In 1986 hernoemde José Fernando Bonaparte B. madagascariensis tot Lapparentosaurus.

In 2010 probeerde Philip Mannion wat orde te scheppen uit de chaos. Hij concludeerde dat Bothriospondylus een nomen dubium was omdat het materiaal te zwaar beschadigd was. Hij bevestigde dat Ornithopis hulkei prioriteit had boven B. magnus. De wervel uit Argentinië zou toebehoren aan Nopcsaspondylus.

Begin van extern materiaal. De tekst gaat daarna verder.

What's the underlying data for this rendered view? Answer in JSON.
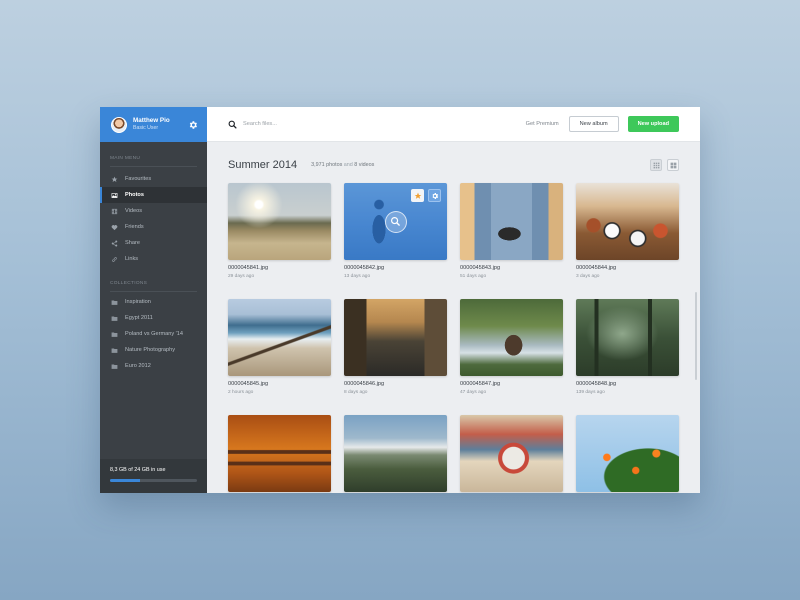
{
  "user": {
    "name": "Matthew Pio",
    "role": "Basic User"
  },
  "sidebar": {
    "main_menu_title": "MAIN MENU",
    "items": [
      {
        "label": "Favourites",
        "icon": "star-icon"
      },
      {
        "label": "Photos",
        "icon": "image-icon",
        "active": true
      },
      {
        "label": "Videos",
        "icon": "film-icon"
      },
      {
        "label": "Friends",
        "icon": "heart-icon"
      },
      {
        "label": "Share",
        "icon": "share-icon"
      },
      {
        "label": "Links",
        "icon": "link-icon"
      }
    ],
    "collections_title": "COLLECTIONS",
    "collections": [
      {
        "label": "Inspiration"
      },
      {
        "label": "Egypt 2011"
      },
      {
        "label": "Poland vs Germany '14"
      },
      {
        "label": "Nature Photography"
      },
      {
        "label": "Euro 2012"
      }
    ],
    "storage": {
      "text": "8,3 GB of 24 GB in use",
      "used_fraction": 0.35
    }
  },
  "topbar": {
    "search_placeholder": "Search files...",
    "premium_label": "Get Premium",
    "new_album_label": "New album",
    "new_upload_label": "New upload"
  },
  "album": {
    "title": "Summer 2014",
    "photos_count": "3,971 photos",
    "and_label": "and",
    "videos_count": "8 videos"
  },
  "files": [
    {
      "name": "0000045841.jpg",
      "date": "29 days ago"
    },
    {
      "name": "0000045842.jpg",
      "date": "13 days ago"
    },
    {
      "name": "0000045843.jpg",
      "date": "51 days ago"
    },
    {
      "name": "0000045844.jpg",
      "date": "3 days ago"
    },
    {
      "name": "0000045845.jpg",
      "date": "2 hours ago"
    },
    {
      "name": "0000045846.jpg",
      "date": "8 days ago"
    },
    {
      "name": "0000045847.jpg",
      "date": "47 days ago"
    },
    {
      "name": "0000045848.jpg",
      "date": "139 days ago"
    },
    {
      "name": "",
      "date": ""
    },
    {
      "name": "",
      "date": ""
    },
    {
      "name": "",
      "date": ""
    },
    {
      "name": "",
      "date": ""
    }
  ],
  "colors": {
    "accent": "#3a86d8",
    "upload_green": "#3ec85a",
    "sidebar_bg": "#3b4045",
    "star": "#f0a033"
  }
}
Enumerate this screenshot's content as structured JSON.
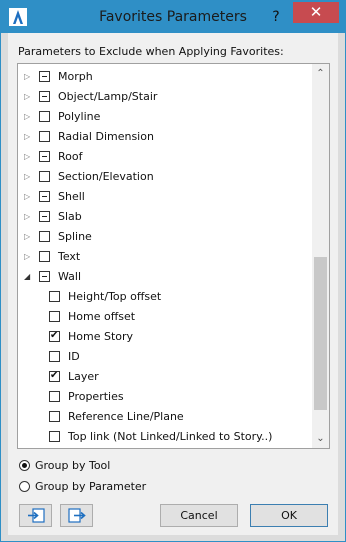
{
  "window": {
    "title": "Favorites Parameters",
    "help_label": "?",
    "close_label": "✕"
  },
  "section_label": "Parameters to Exclude when Applying Favorites:",
  "tree": {
    "items": [
      {
        "label": "Morph",
        "level": 0,
        "expander": "collapsed",
        "state": "partial"
      },
      {
        "label": "Object/Lamp/Stair",
        "level": 0,
        "expander": "collapsed",
        "state": "partial"
      },
      {
        "label": "Polyline",
        "level": 0,
        "expander": "collapsed",
        "state": "unchecked"
      },
      {
        "label": "Radial Dimension",
        "level": 0,
        "expander": "collapsed",
        "state": "unchecked"
      },
      {
        "label": "Roof",
        "level": 0,
        "expander": "collapsed",
        "state": "partial"
      },
      {
        "label": "Section/Elevation",
        "level": 0,
        "expander": "collapsed",
        "state": "unchecked"
      },
      {
        "label": "Shell",
        "level": 0,
        "expander": "collapsed",
        "state": "partial"
      },
      {
        "label": "Slab",
        "level": 0,
        "expander": "collapsed",
        "state": "partial"
      },
      {
        "label": "Spline",
        "level": 0,
        "expander": "collapsed",
        "state": "unchecked"
      },
      {
        "label": "Text",
        "level": 0,
        "expander": "collapsed",
        "state": "unchecked"
      },
      {
        "label": "Wall",
        "level": 0,
        "expander": "expanded",
        "state": "partial"
      },
      {
        "label": "Height/Top offset",
        "level": 1,
        "state": "unchecked"
      },
      {
        "label": "Home offset",
        "level": 1,
        "state": "unchecked"
      },
      {
        "label": "Home Story",
        "level": 1,
        "state": "checked"
      },
      {
        "label": "ID",
        "level": 1,
        "state": "unchecked"
      },
      {
        "label": "Layer",
        "level": 1,
        "state": "checked"
      },
      {
        "label": "Properties",
        "level": 1,
        "state": "unchecked"
      },
      {
        "label": "Reference Line/Plane",
        "level": 1,
        "state": "unchecked"
      },
      {
        "label": "Top link (Not Linked/Linked to Story..)",
        "level": 1,
        "state": "unchecked"
      }
    ]
  },
  "grouping": {
    "options": [
      {
        "label": "Group by Tool",
        "selected": true
      },
      {
        "label": "Group by Parameter",
        "selected": false
      }
    ]
  },
  "buttons": {
    "cancel": "Cancel",
    "ok": "OK"
  },
  "icons": {
    "import": "import-icon",
    "export": "export-icon"
  },
  "colors": {
    "titlebar": "#2f8fc6",
    "close": "#c74b50",
    "icon_blue": "#1e6fc0"
  }
}
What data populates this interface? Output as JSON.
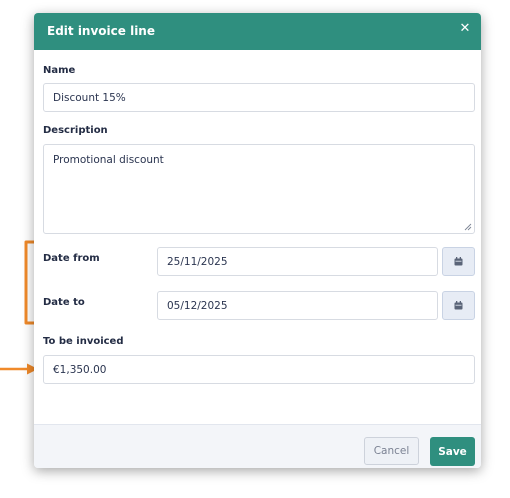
{
  "dialog": {
    "title": "Edit invoice line",
    "close_icon": "close-icon",
    "name_label": "Name",
    "name_value": "Discount 15%",
    "description_label": "Description",
    "description_value": "Promotional discount",
    "date_from_label": "Date from",
    "date_from_value": "25/11/2025",
    "date_to_label": "Date to",
    "date_to_value": "05/12/2025",
    "to_be_invoiced_label": "To be invoiced",
    "to_be_invoiced_value": "€1,350.00",
    "calendar_icon": "calendar-icon",
    "cancel_label": "Cancel",
    "save_label": "Save"
  },
  "colors": {
    "header": "#2f8f7f",
    "save_button": "#2f8f7f",
    "annotation": "#f08a2a"
  }
}
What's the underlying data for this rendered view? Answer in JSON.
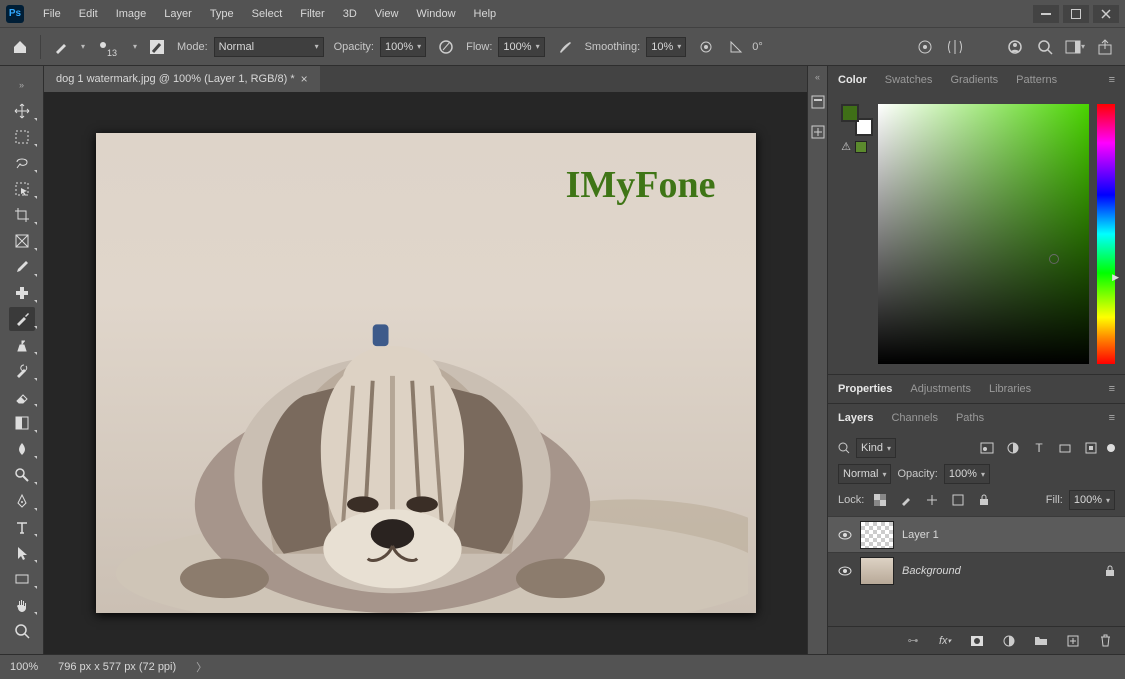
{
  "menu": [
    "File",
    "Edit",
    "Image",
    "Layer",
    "Type",
    "Select",
    "Filter",
    "3D",
    "View",
    "Window",
    "Help"
  ],
  "optbar": {
    "brush_size": "13",
    "mode_label": "Mode:",
    "mode_value": "Normal",
    "opacity_label": "Opacity:",
    "opacity_value": "100%",
    "flow_label": "Flow:",
    "flow_value": "100%",
    "smoothing_label": "Smoothing:",
    "smoothing_value": "10%",
    "angle_label": "0°"
  },
  "document": {
    "tab_title": "dog 1 watermark.jpg @ 100% (Layer 1, RGB/8) *",
    "watermark_text": "IMyFone"
  },
  "panels": {
    "color_tabs": [
      "Color",
      "Swatches",
      "Gradients",
      "Patterns"
    ],
    "mid_tabs": [
      "Properties",
      "Adjustments",
      "Libraries"
    ],
    "layer_tabs": [
      "Layers",
      "Channels",
      "Paths"
    ]
  },
  "layers": {
    "filter_label": "Kind",
    "blend_mode": "Normal",
    "opacity_label": "Opacity:",
    "opacity_value": "100%",
    "lock_label": "Lock:",
    "fill_label": "Fill:",
    "fill_value": "100%",
    "list": [
      {
        "name": "Layer 1",
        "bg": false,
        "sel": true
      },
      {
        "name": "Background",
        "bg": true,
        "sel": false
      }
    ]
  },
  "status": {
    "zoom": "100%",
    "info": "796 px x 577 px (72 ppi)"
  },
  "colors": {
    "foreground": "#3f6f17",
    "background": "#ffffff"
  }
}
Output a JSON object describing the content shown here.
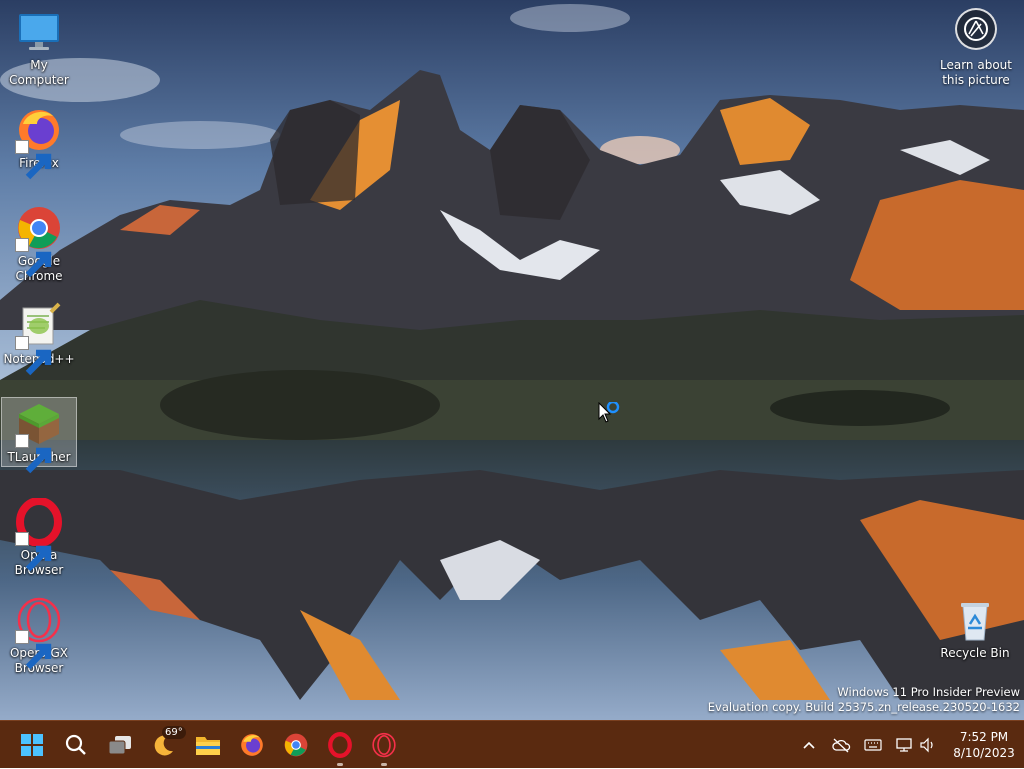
{
  "desktop": {
    "icons": [
      {
        "label": "My Computer"
      },
      {
        "label": "Firefox"
      },
      {
        "label": "Google Chrome"
      },
      {
        "label": "Notepad++"
      },
      {
        "label": "TLauncher"
      },
      {
        "label": "Opera Browser"
      },
      {
        "label": "Opera GX Browser"
      },
      {
        "label": "Recycle Bin"
      }
    ],
    "learn_picture": {
      "label": "Learn about this picture"
    },
    "watermark": {
      "line1": "Windows 11 Pro Insider Preview",
      "line2": "Evaluation copy. Build 25375.zn_release.230520-1632"
    }
  },
  "taskbar": {
    "weather_temp": "69°",
    "apps": [
      "start",
      "search",
      "task-view",
      "weather",
      "file-explorer",
      "firefox",
      "chrome",
      "opera",
      "opera-gx"
    ],
    "tray": [
      "show-hidden-icons",
      "onedrive-offline",
      "keyboard",
      "network",
      "volume"
    ],
    "clock": {
      "time": "7:52 PM",
      "date": "8/10/2023"
    }
  },
  "colors": {
    "taskbar": "#5a2a10",
    "accent": "#1e90ff"
  }
}
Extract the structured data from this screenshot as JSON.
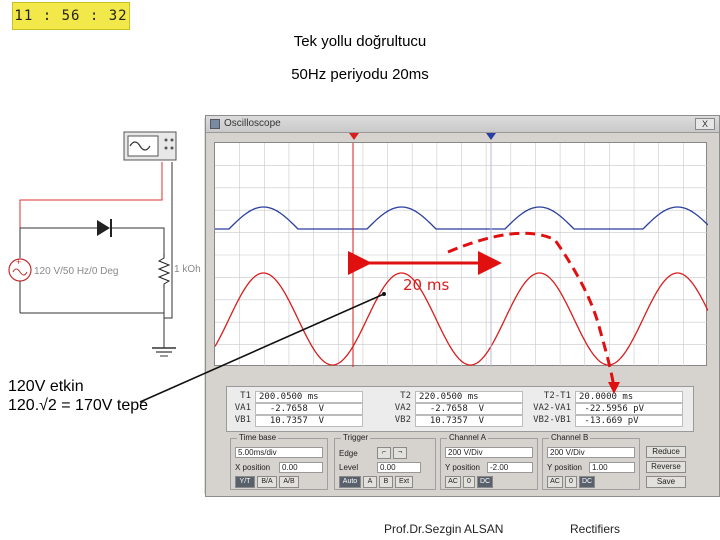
{
  "clock": "11 : 56 : 32",
  "slide": {
    "title_line1": "Tek yollu doğrultucu",
    "title_line2": "50Hz periyodu 20ms"
  },
  "circuit": {
    "source_label": "120 V/50 Hz/0 Deg",
    "resistor_label": "1 kOh"
  },
  "oscilloscope": {
    "window_title": "Oscilloscope",
    "close_label": "X",
    "measure_label": "20 ms",
    "readouts": {
      "t1": {
        "label": "T1",
        "time": "200.0500 ms",
        "va_label": "VA1",
        "va": "  -2.7658  V",
        "vb_label": "VB1",
        "vb": "  10.7357  V"
      },
      "t2": {
        "label": "T2",
        "time": "220.0500 ms",
        "va_label": "VA2",
        "va": "  -2.7658  V",
        "vb_label": "VB2",
        "vb": "  10.7357  V"
      },
      "diff": {
        "label": "T2-T1",
        "time": "20.0000 ms",
        "va_label": "VA2-VA1",
        "va": " -22.5956 pV",
        "vb_label": "VB2-VB1",
        "vb": " -13.669 pV"
      }
    },
    "timebase": {
      "title": "Time base",
      "scale": "5.00ms/div",
      "xpos_label": "X position",
      "xpos": "0.00",
      "buttons": [
        "Y/T",
        "B/A",
        "A/B"
      ]
    },
    "trigger": {
      "title": "Trigger",
      "edge_label": "Edge",
      "level_label": "Level",
      "level": "0.00",
      "buttons": [
        "Auto",
        "A",
        "B",
        "Ext"
      ]
    },
    "channel_a": {
      "title": "Channel A",
      "scale": "200 V/Div",
      "ypos_label": "Y position",
      "ypos": "-2.00",
      "buttons": [
        "AC",
        "0",
        "DC"
      ]
    },
    "channel_b": {
      "title": "Channel B",
      "scale": "200 V/Div",
      "ypos_label": "Y position",
      "ypos": "1.00",
      "buttons": [
        "AC",
        "0",
        "DC"
      ]
    },
    "side_buttons": [
      "Reduce",
      "Reverse",
      "Save"
    ]
  },
  "annotation": {
    "line1": "120V etkin",
    "line2": "120.√2 = 170V tepe"
  },
  "footer": {
    "author": "Prof.Dr.Sezgin ALSAN",
    "topic": "Rectifiers"
  },
  "colors": {
    "channel_a": "#2a3fa0",
    "channel_b": "#d81e1e",
    "accent": "#d81e1e",
    "clock_bg": "#f2e84a"
  }
}
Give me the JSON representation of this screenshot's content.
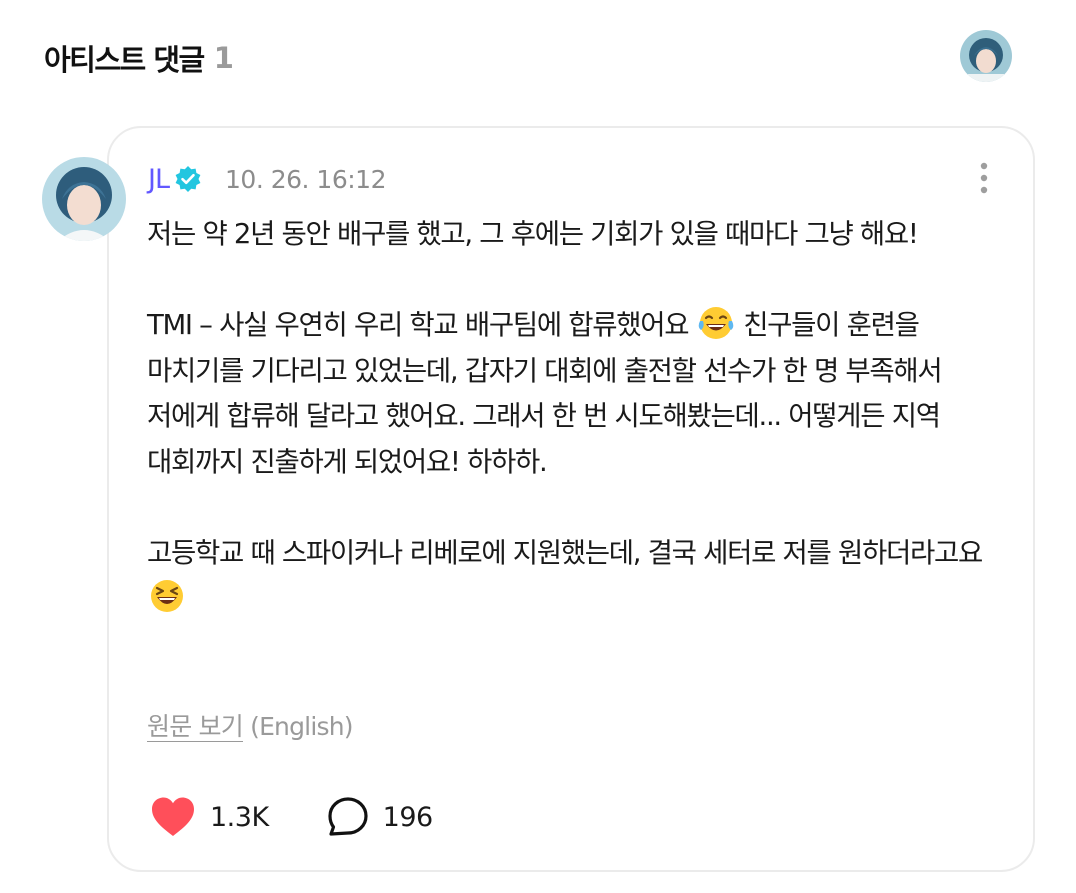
{
  "header": {
    "title": "아티스트 댓글",
    "count": "1",
    "avatar_icon": "user-avatar"
  },
  "comment": {
    "author": "JL",
    "verified_icon": "verified-badge-icon",
    "timestamp": "10. 26. 16:12",
    "more_icon": "more-vertical-icon",
    "body": {
      "p1": "저는 약 2년 동안 배구를 했고, 그 후에는 기회가 있을 때마다 그냥 해요!",
      "p2_a": "TMI – 사실 우연히 우리 학교 배구팀에 합류했어요",
      "p2_emoji": "tears-of-joy-emoji",
      "p2_b": "친구들이 훈련을 마치기를 기다리고 있었는데, 갑자기 대회에 출전할 선수가 한 명 부족해서 저에게 합류해 달라고 했어요. 그래서 한 번 시도해봤는데... 어떻게든 지역 대회까지 진출하게 되었어요! 하하하.",
      "p3": "고등학교 때 스파이커나 리베로에 지원했는데, 결국 세터로 저를 원하더라고요",
      "p3_emoji": "laughing-squint-emoji"
    },
    "translate": {
      "link_label": "원문 보기",
      "language": "(English)"
    },
    "likes": "1.3K",
    "replies": "196",
    "colors": {
      "author": "#6258ff",
      "verified": "#22c6e0",
      "heart": "#ff4f5a"
    }
  }
}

Het Malagassische materiaal zou uit twee niet verwante vormen bestaan: naast Lapparentosaurus een voorlopig als ?Bothriospondylus madagascariensis aangeduide soort, specimen MNHN MAJ 289; deze zou wel unieke en onderscheidende eigenschappen hebben maar het materiaal was toch van te slechte kwaliteit dat Mannion een nieuwe naam durfde scheppen.

De wervels door Owen beschreven zijn tamelijk plat, sterk geërodeerd, en licht opisthocoel: bol van voren en hol van achteren. Aan Bothriospondylus is wel een lengte toegeschreven van twintig meter maar die schatting is volledig speculatief.

Volgens Émilie Läng en Florent Goussard zou ?Bothriospondylus madagascariensis zich onderscheiden door het hoge aantal van vijf polsbeenderen, geordend in drie rijen.

Owen, die de sauropoden nog niet als groep kende, kwam in 1875 niet verder dan Dinosauria als plaatsing. Die eerste die begreep dat het een lid van Sauropoda betrof was Henri-Émile Sauvage in 1882. Lydekker meende in 1888 nog even dat het een carnivoor zou kunnen zijn, een lid van de Megalosauridae. In 1895 echter schiep hij een eigen Bothriospondylidae. Dat zou echter geen navolging vinden en het geslacht werd aan velerlei groepen toegedacht: de Cardiodontidae, de Morosauridae of de Cetiosauridae. Het populairst was echter een verwantschap met Brachiosaurus in een Brachiosaurinae of Brachiosauridae, Vaak werd het dier in illustraties als een brachiosauride afgebeeld. In feite is er echter geen enkel kenmerk dat op die verwantschap wijst. Hoogstens kan gezegd worden dat het Engelse materiaal van neosauropode dinosauriërs afkomstig is. Volgens Mannion valt ?Bothriospondylus madagascarienis buiten de Neosauropoda en is het een basaal lid van de ruimere Eusauropoda.